Creamy Chicken Stroganoff - Step #1 Make the mash
Step 1: Make the mash
  • Bring a medium pot of salted water to a boil.
  • Medium-dice the potatoes.
  • Add to the pot of boiling water and boil, 14 to 16 min., until very tender.
  • Reserving ½ cup cooking water (double for 4 portions), drain and return to the pot.
  • Off the heat, add 1 tbsp butter (double for 4 portions).
  • Mash, gradually adding the reserved cooking water until you achieve your desired consistency; season with S&P.
Creamy Chicken Stroganoff - Step #2 Mise en place
Step 2: Mise en place
  • Meanwhile, remove the bottom of the mushrooms; separate the mushrooms.

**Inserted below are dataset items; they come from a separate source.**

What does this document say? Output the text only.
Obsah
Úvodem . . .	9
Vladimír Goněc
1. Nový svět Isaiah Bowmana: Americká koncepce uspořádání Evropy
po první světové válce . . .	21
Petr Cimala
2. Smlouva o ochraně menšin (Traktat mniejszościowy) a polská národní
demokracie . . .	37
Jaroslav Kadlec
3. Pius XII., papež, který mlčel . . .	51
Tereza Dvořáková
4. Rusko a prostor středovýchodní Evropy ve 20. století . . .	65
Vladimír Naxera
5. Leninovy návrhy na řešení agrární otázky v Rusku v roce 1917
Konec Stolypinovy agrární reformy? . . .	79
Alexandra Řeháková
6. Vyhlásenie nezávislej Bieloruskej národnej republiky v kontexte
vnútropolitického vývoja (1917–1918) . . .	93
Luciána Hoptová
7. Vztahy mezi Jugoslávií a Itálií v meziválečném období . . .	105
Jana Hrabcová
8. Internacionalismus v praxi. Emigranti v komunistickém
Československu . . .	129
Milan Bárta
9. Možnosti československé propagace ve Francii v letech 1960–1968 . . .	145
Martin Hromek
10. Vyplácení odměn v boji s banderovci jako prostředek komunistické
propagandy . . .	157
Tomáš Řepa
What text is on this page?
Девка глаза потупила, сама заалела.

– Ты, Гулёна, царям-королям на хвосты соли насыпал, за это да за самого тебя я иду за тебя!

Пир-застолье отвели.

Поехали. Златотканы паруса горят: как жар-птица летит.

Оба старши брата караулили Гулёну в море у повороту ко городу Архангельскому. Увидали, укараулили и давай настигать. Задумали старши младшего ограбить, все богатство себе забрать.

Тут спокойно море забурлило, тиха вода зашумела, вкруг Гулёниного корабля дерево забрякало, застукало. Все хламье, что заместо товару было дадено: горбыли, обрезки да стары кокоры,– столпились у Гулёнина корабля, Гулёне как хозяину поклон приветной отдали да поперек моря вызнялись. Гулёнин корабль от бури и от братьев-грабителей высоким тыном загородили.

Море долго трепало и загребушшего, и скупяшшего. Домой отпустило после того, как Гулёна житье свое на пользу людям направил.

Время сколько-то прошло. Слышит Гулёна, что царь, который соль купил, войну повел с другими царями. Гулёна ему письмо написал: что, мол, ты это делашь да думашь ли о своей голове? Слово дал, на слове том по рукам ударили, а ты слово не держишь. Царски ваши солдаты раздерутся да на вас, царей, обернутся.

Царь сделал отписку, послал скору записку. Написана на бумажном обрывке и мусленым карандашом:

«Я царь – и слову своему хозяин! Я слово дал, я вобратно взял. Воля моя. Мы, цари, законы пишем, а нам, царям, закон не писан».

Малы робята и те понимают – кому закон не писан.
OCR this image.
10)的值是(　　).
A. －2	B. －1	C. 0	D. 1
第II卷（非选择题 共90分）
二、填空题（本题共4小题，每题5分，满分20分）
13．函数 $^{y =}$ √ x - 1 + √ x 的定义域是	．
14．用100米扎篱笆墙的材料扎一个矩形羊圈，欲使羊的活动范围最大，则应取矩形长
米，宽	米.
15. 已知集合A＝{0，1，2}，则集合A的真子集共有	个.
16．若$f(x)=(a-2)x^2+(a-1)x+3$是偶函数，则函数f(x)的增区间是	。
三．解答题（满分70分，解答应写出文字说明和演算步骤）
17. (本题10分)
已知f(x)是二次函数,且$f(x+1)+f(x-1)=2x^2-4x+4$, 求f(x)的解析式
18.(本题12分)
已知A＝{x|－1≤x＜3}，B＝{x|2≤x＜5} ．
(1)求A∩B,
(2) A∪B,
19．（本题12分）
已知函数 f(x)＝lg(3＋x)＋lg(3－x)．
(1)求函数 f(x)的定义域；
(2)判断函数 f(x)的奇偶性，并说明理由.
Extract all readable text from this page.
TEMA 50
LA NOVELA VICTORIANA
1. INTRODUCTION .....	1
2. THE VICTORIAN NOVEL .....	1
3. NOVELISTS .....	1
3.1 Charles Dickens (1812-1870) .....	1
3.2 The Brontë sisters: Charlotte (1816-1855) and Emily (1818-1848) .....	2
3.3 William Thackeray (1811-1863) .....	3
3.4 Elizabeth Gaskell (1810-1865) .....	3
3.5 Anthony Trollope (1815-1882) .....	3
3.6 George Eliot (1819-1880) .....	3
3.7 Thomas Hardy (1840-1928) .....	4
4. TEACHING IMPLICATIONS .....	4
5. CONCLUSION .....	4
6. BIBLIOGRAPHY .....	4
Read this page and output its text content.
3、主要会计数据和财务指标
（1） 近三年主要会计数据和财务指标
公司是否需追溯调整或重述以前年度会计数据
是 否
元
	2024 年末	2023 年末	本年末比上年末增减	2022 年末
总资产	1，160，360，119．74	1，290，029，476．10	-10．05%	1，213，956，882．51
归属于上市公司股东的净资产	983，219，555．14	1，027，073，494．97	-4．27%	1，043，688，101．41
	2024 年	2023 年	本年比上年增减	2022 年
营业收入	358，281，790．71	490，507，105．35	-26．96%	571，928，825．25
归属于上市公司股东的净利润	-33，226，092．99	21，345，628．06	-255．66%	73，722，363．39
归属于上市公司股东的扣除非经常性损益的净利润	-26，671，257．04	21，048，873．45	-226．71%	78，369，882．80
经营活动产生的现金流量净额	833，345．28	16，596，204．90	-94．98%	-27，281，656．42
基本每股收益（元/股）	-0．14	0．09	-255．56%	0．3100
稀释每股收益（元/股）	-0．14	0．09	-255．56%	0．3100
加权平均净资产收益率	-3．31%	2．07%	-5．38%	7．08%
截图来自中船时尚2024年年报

  • Pick the thyme leaves off the stems; roughly chop the leaves.
Creamy Chicken Stroganoff - Step #3 Start the chicken
Step 3: Start the chicken
  • Pat the chicken dry; season with ½ the spices and S&P.
  • In a large pan, heat a drizzle of oil on medium-high.
  • Add the chicken and cook, 3 to 4 min. per side, until partially cooked.
  • Transfer to a plate, leaving any browned bits in the pan. Reserve the pan.

  • Chicken thighs: 2 to 3 min. per side.
Creamy Chicken Stroganoff - Step #4 Start the stroganoff
Step 4: Start the stroganoff
  • Mince the garlic.
  • In the reserved pan, heat a drizzle of oil on medium-high.
  • Add the mushrooms and garlic. Sauté, scraping up any browned bits, 3 to 4 min., until nicely browned; season with the remaining spices and S&P.
Creamy Chicken Stroganoff - Step #5 Finish the stroganoff & chicken
Step 5: Finish the stroganoff & chicken
  • To the pan, add the mustard, sour cream, demi-glace, thyme and ½ cup water (double for 4 portions); bring to a boil.
  • Reduce to a simmer and cook, stirring often, 1 to 2 min., until combined.
  • Add the chicken and cook, covered, 8 to 10 min., until the sauce has thickened and the chicken* is cooked through.
  • In the last 2 min., add 3 tbsp water, 1 tbsp butter (double both for 4 portions) and the peas.

  • Chicken thighs: 6 to 8 min.
Creamy Chicken Stroganoff - Step #6 Plate your dish
Step 6: Plate your dish
  • Divide the mash between your plates.
  • Top with the stroganoff and chicken. Bon appétit!